Selain menjaga agar tak bersenggolan dengan truk lainnya, Bayu juga mesti pelan-pelan melaju agar barang yang dimuatnya tetap aman. Untungnya Bayu belum pernah celaka di jalan itu, tapi berbeda dengan beberapa temannya yang gandengan truknya sampai lepas.

Menatap Kemajuan di Kendari New Port: Seberapa Penting Infrastruktur Ekonomi?
Infrastruktur jalan menuju Kendari New Port yang belum teraspal tampak pada 2 September 2021. Para sopir truk kontainer selalu waspada melewati jalan tersebut karena bergelombang dan rawan kecelakaan. (Muhamad Taslim Dalma/ZONASULTRA.COM)

“Ini memang rawan untuk truk kontainer, sudah pernah ada teman yang lepas gandengannya beberapa bulan lalu. Kalau mobil begini pasti pelan apalagi posisi ada muatan, jalannya tidak rata dan ada yang lobangnya dalam sehingga kejadian (lepas gandengan truk),” ujar Bayu yang pagi itu sudah dua kali melintas.

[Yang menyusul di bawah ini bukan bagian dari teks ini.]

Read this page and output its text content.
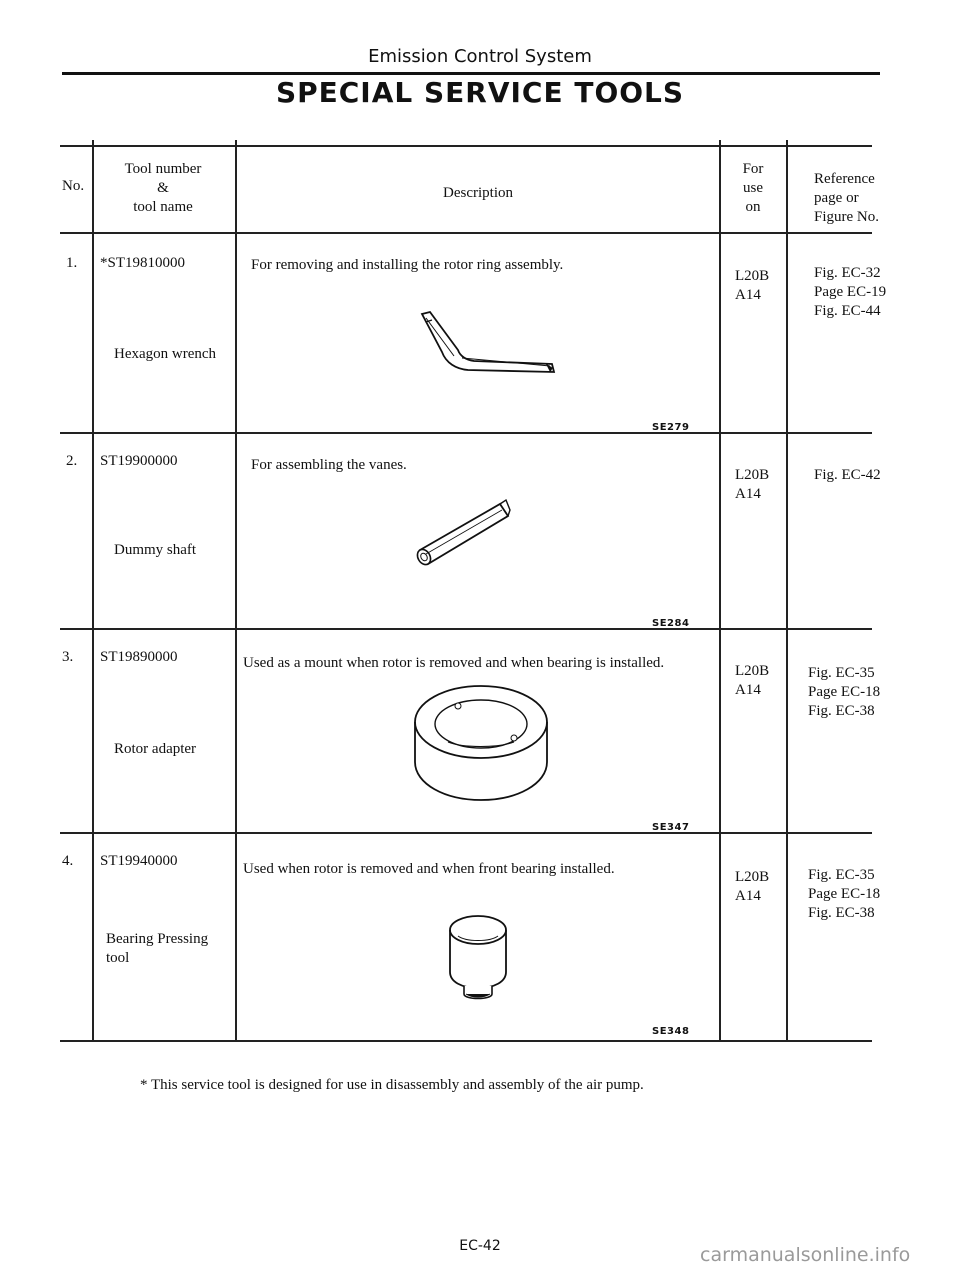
Emission Control System
SPECIAL SERVICE TOOLS
No.
Tool number
&
tool name
Description
For
use
on
Reference
page or
Figure No.
1. *ST19810000
Hexagon wrench
For removing and installing the rotor ring assembly.
SE279
L20B
A14
Fig. EC-32
Page EC-19
Fig. EC-44
2. ST19900000
Dummy shaft
For assembling the vanes.
SE284
L20B
A14
Fig. EC-42
3. ST19890000
Rotor adapter
Used as a mount when rotor is removed and when bearing is installed.
SE347
L20B
A14
Fig. EC-35
Page EC-18
Fig. EC-38
4. ST19940000
Bearing Pressing
tool
Used when rotor is removed and when front bearing installed.
SE348
L20B
A14
Fig. EC-35
Page EC-18
Fig. EC-38
* This service tool is designed for use in disassembly and assembly of the air pump.
EC-42	carmanualsonline.info
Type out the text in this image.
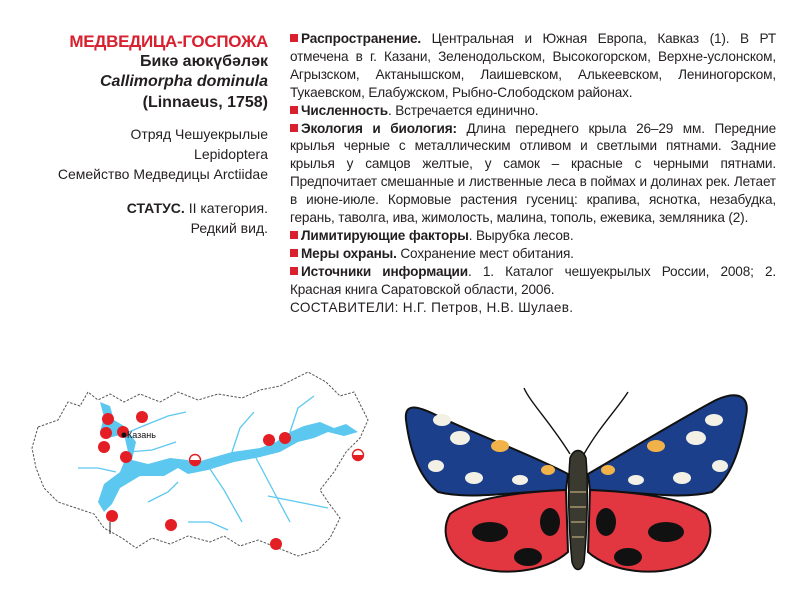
МЕДВЕДИЦА-ГОСПОЖА
Бикә аюкүбәләк
Callimorpha dominula
(Linnaeus, 1758)
Отряд Чешуекрылые
Lepidoptera
Семейство Медведицы Arctiidae
СТАТУС. II категория.
Редкий вид.

Распространение. Центральная и Южная Европа, Кавказ (1). В РТ отмечена в г. Казани, Зеленодольском, Высокогорском, Верхне-услонском, Агрызском, Актанышском, Лаишевском, Алькеевском, Лениногорском, Тукаевском, Елабужском, Рыбно-Слободском районах.

Численность. Встречается единично.

Экология и биология: Длина переднего крыла 26–29 мм. Передние крылья черные с металлическим отливом и светлыми пятнами. Задние крылья у самцов желтые, у самок – красные с черными пятнами. Предпочитает смешанные и лиственные леса в поймах и долинах рек. Летает в июне-июле. Кормовые растения гусениц: крапива, яснотка, незабудка, герань, таволга, ива, жимолость, малина, тополь, ежевика, земляника (2).

Лимитирующие факторы. Вырубка лесов.

Меры охраны. Сохранение мест обитания.

Источники информации. 1. Каталог чешуекрылых России, 2008; 2. Красная книга Саратовской области, 2006.

СОСТАВИТЕЛИ: Н.Г. Петров, Н.В. Шулаев.

Казань
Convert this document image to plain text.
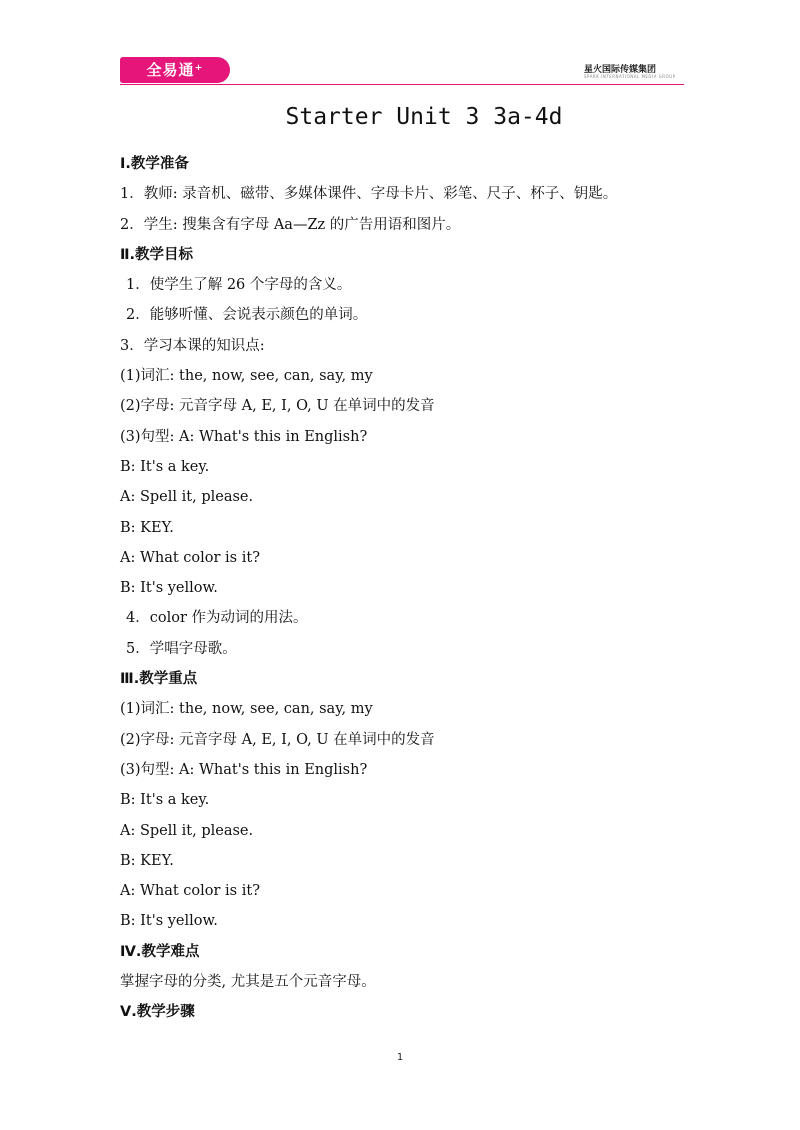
全易通⁺	星火国际传媒集团
SPARK INTERNATIONAL MEDIA GROUP
Starter Unit 3 3a-4d
Ⅰ.教学准备
1．教师: 录音机、磁带、多媒体课件、字母卡片、彩笔、尺子、杯子、钥匙。
2．学生: 搜集含有字母 Aa—Zz 的广告用语和图片。
Ⅱ.教学目标
1．使学生了解 26 个字母的含义。
2．能够听懂、会说表示颜色的单词。
3．学习本课的知识点:
(1)词汇: the, now, see, can, say, my
(2)字母: 元音字母 A, E, I, O, U 在单词中的发音
(3)句型: A: What's this in English?
B: It's a key.
A: Spell it, please.
B: KEY.
A: What color is it?
B: It's yellow.
4．color 作为动词的用法。
5．学唱字母歌。
Ⅲ.教学重点
(1)词汇: the, now, see, can, say, my
(2)字母: 元音字母 A, E, I, O, U 在单词中的发音
(3)句型: A: What's this in English?
B: It's a key.
A: Spell it, please.
B: KEY.
A: What color is it?
B: It's yellow.
Ⅳ.教学难点
掌握字母的分类, 尤其是五个元音字母。
Ⅴ.教学步骤
1
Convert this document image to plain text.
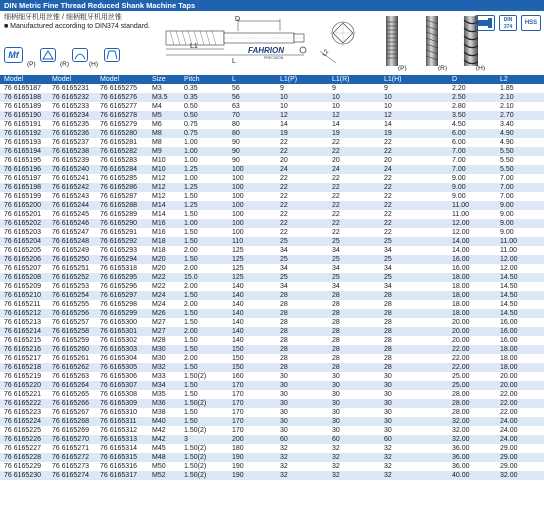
DIN Metric Fine Thread Reduced Shank Machine Taps
细柄细牙机用丝锥 / 细柄粗牙机用丝锥
■ Manufactured according to DIN374 standard.
D
L1
L
FAHRION
PRECISION
L2
(P)	(R)	(H)
DIN
374
HSS
Mf
(P)	(R)	(H)
Model	Model	Model	Size	Pitch	L	L1(P)	L1(R)	L1(H)	D	L2
76 6165187	76 6165231	76 6165275	M3	0.35	56	9	9	9	2.20	1.85
76 6165188	76 6165232	76 6165276	M3.5	0.35	56	10	10	10	2.50	2.10
76 6165189	76 6165233	76 6165277	M4	0.50	63	10	10	10	2.80	2.10
76 6165190	76 6165234	76 6165278	M5	0.50	70	12	12	12	3.50	2.70
76 6165191	76 6165235	76 6165279	M6	0.75	80	14	14	14	4.50	3.40
76 6165192	76 6165236	76 6165280	M8	0.75	80	19	19	19	6.00	4.90
76 6165193	76 6165237	76 6165281	M8	1.00	90	22	22	22	6.00	4.90
76 6165194	76 6165238	76 6165282	M9	1.00	90	22	22	22	7.00	5.50
76 6165195	76 6165239	76 6165283	M10	1.00	90	20	20	20	7.00	5.50
76 6165196	76 6165240	76 6165284	M10	1.25	100	24	24	24	7.00	5.50
76 6165197	76 6165241	76 6165285	M12	1.00	100	22	22	22	9.00	7.00
76 6165198	76 6165242	76 6165286	M12	1.25	100	22	22	22	9.00	7.00
76 6165199	76 6165243	76 6165287	M12	1.50	100	22	22	22	9.00	7.00
76 6165200	76 6165244	76 6165288	M14	1.25	100	22	22	22	11.00	9.00
76 6165201	76 6165245	76 6165289	M14	1.50	100	22	22	22	11.00	9.00
76 6165202	76 6165246	76 6165290	M16	1.00	100	22	22	22	12.00	9.00
76 6165203	76 6165247	76 6165291	M16	1.50	100	22	22	22	12.00	9.00
76 6165204	76 6165248	76 6165292	M18	1.50	110	25	25	25	14.00	11.00
76 6165205	76 6165249	76 6165293	M18	2.00	125	34	34	34	14.00	11.00
76 6165206	76 6165250	76 6165294	M20	1.50	125	25	25	25	16.00	12.00
76 6165207	76 6165251	76 6165318	M20	2.00	125	34	34	34	16.00	12.00
76 6165208	76 6165252	76 6165295	M22	15.0	125	25	25	25	18.00	14.50
76 6165209	76 6165253	76 6165296	M22	2.00	140	34	34	34	18.00	14.50
76 6165210	76 6165254	76 6165297	M24	1.50	140	28	28	28	18.00	14.50
76 6165211	76 6165255	76 6165298	M24	2.00	140	28	28	28	18.00	14.50
76 6165212	76 6165256	76 6165299	M26	1.50	140	28	28	28	18.00	14.50
76 6165213	76 6165257	76 6165300	M27	1.50	140	28	28	28	20.00	16.00
76 6165214	76 6165258	76 6165301	M27	2.00	140	28	28	28	20.00	16.00
76 6165215	76 6165259	76 6165302	M28	1.50	140	28	28	28	20.00	16.00
76 6165216	76 6165260	76 6165303	M30	1.50	150	28	28	28	22.00	18.00
76 6165217	76 6165261	76 6165304	M30	2.00	150	28	28	28	22.00	18.00
76 6165218	76 6165262	76 6165305	M32	1.50	150	28	28	28	22.00	18.00
76 6165219	76 6165263	76 6165306	M33	1.50(2)	160	30	30	30	25.00	20.00
76 6165220	76 6165264	76 6165307	M34	1.50	170	30	30	30	25.00	20.00
76 6165221	76 6165265	76 6165308	M35	1.50	170	30	30	30	28.00	22.00
76 6165222	76 6165266	76 6165309	M36	1.50(2)	170	30	30	30	28.00	22.00
76 6165223	76 6165267	76 6165310	M38	1.50	170	30	30	30	28.00	22.00
76 6165224	76 6165268	76 6165311	M40	1.50	170	30	30	30	32.00	24.00
76 6165225	76 6165269	76 6165312	M42	1.50(2)	170	30	30	30	32.00	24.00
76 6165226	76 6165270	76 6165313	M42	3	200	60	60	60	32.00	24.00
76 6165227	76 6165271	76 6165314	M45	1.50(2)	180	32	32	32	36.00	29.00
76 6165228	76 6165272	76 6165315	M48	1.50(2)	190	32	32	32	36.00	29.00
76 6165229	76 6165273	76 6165316	M50	1.50(2)	190	32	32	32	36.00	29.00
76 6165230	76 6165274	76 6165317	M52	1.50(2)	190	32	32	32	40.00	32.00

Akibat terus-terusan melewati rute tersebut, onderdil mobil yang disopiri Bayu seperti fer, subereker, dan lahar jadi cepat rusak. Bagi sopir seperti Bayu, kerusakan-kerusakan ringan dapat diatasinya sendiri, tapi bila sudah kerusakan berat maka ia harus membawanya ke perusahaan ekspedisi tempatnya bekerja.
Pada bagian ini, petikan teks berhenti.